Israels Sünde gegen Jehovah und Jehovahs Strafe über Israel (8) Jehovahs weiterer Auftrag an Jeremia und Seine weitere Darlegung von Judas Sünden (1)
Wenn ein Mensch für Gott spricht, prallen oft zwei Welten aufeinander: Gottes heilige Ansprüche und das harte Echo eines widerständigen Volkes. Jeremia steht genau an dieser Stelle – persönlich angefochten, von vielen missverstanden und doch von Jehovah nicht losgelassen.
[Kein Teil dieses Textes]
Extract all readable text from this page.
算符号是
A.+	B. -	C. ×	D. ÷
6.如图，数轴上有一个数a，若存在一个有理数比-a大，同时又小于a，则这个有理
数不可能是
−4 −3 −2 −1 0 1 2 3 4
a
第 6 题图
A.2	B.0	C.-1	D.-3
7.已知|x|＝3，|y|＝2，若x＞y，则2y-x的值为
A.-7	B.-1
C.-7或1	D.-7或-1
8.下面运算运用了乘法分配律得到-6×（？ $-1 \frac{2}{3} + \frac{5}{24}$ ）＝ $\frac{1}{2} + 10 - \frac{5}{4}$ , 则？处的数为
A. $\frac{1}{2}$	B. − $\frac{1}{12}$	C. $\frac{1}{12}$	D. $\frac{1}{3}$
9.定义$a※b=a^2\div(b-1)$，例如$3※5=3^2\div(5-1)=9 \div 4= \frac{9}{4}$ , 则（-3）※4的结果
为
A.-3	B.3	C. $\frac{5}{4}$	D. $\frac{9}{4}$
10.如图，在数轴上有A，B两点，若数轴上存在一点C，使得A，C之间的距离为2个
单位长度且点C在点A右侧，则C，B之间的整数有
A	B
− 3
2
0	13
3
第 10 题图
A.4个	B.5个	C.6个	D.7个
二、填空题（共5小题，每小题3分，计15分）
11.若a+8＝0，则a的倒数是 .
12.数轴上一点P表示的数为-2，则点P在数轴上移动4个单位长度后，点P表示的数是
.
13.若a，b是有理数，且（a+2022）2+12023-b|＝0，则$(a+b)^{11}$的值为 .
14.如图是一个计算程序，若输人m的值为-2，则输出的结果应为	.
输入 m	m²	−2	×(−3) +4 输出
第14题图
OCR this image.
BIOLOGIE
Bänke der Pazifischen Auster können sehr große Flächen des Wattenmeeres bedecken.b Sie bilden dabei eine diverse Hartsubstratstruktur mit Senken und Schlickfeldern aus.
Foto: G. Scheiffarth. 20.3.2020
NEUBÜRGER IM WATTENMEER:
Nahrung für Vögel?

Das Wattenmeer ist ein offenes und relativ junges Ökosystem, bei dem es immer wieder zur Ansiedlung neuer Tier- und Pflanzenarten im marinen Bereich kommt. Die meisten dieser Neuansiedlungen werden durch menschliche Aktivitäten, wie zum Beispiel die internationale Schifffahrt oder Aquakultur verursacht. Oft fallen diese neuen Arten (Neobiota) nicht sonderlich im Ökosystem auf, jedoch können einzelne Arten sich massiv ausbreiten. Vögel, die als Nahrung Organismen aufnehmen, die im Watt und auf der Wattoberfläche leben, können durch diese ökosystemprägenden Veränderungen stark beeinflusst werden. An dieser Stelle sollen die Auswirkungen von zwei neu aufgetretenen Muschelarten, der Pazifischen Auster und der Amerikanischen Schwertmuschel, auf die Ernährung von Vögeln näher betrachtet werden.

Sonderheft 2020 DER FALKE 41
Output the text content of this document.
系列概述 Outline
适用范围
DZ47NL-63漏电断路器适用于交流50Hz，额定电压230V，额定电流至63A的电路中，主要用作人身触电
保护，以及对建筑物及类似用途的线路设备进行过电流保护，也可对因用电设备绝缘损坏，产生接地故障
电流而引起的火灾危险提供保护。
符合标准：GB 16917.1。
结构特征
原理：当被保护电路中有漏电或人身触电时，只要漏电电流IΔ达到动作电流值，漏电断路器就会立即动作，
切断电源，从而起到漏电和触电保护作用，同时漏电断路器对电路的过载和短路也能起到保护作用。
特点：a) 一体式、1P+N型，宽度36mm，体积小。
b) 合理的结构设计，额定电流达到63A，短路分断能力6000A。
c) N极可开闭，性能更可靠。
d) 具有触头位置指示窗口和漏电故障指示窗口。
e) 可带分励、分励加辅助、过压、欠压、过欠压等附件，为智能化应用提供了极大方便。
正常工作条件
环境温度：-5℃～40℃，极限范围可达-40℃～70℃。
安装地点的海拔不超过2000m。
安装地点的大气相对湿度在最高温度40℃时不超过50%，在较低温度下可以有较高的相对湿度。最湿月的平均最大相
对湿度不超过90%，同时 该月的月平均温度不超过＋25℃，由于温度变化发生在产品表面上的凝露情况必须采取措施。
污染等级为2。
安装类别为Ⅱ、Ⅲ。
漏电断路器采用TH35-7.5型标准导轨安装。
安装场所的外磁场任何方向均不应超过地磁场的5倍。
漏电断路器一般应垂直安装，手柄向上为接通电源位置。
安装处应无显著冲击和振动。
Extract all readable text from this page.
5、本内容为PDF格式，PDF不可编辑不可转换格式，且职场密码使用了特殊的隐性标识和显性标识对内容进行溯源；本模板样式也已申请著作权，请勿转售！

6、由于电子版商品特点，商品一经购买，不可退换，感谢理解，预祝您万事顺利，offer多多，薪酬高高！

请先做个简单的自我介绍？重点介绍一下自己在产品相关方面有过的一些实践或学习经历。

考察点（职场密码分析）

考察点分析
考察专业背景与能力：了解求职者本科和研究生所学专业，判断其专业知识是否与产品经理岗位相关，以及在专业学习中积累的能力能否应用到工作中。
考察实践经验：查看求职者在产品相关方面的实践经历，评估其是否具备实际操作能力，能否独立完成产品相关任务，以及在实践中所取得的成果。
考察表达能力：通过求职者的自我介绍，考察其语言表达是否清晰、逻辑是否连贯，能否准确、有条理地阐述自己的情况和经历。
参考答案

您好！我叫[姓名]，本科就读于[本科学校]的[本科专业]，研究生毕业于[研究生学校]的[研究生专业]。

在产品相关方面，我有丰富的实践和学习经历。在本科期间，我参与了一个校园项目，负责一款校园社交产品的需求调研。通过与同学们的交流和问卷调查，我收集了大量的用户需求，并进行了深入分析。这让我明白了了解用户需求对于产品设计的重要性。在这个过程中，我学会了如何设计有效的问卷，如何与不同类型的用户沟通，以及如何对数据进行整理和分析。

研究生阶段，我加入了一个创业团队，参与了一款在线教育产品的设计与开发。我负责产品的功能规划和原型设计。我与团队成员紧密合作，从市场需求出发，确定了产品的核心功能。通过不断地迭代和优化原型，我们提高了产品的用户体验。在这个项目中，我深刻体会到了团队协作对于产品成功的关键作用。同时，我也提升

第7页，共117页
Gerade in der Spannung zwischen seiner inneren Erschöpfung und Gottes weitergehendem Auftrag wird sichtbar, wie ernst Gott die Sünde Seines Volkes nimmt und wie tief Er zugleich für die trägt, die in Seinem Namen reden.
Gott ist mit dem leidenden Boten eins mit Seinem Volk
Jeremia 15 öffnet einen Blick in das innere Erschüttertsein eines Gottesdieners. „Wehe mir, meine Mutter, daß du mich geboren hast, einen Mann des Streites und einen Mann des Zankes für das ganze Land! … dennoch fluchen mir alle“ (Jeremia 15:10). Hier spricht kein kalter Verkündiger, sondern ein Mensch, der sich von allen Seiten angegriffen weiß und sich fragt, warum er überhaupt in diese Lage hineingeboren wurde. Bemerkenswert ist, wie Jehovah in diese Klage hineintritt. Er antwortet nicht aus unnahbarer Höhe, sondern nimmt die Sprache Jeremias auf, spricht von seinen Gegnern, seiner Not, seiner Zukunft – beinahe wie ein Familienmitglied, das in das aufgewühlte Gespräch einsteigt. So heißt es dann: „Dein Vermögen und deine Schätze will ich zur Plünderung dahingeben ohne Kaufpreis, und zwar wegen all deiner Sünden, und zwar in deinem ganzen Gebiet“ (Jeremia 15:13). Das „dein“ richtet sich an den Propheten, aber gemeint ist das Volk. Gott redet Jeremia so an, als wäre er das Volk, für das er einsteht.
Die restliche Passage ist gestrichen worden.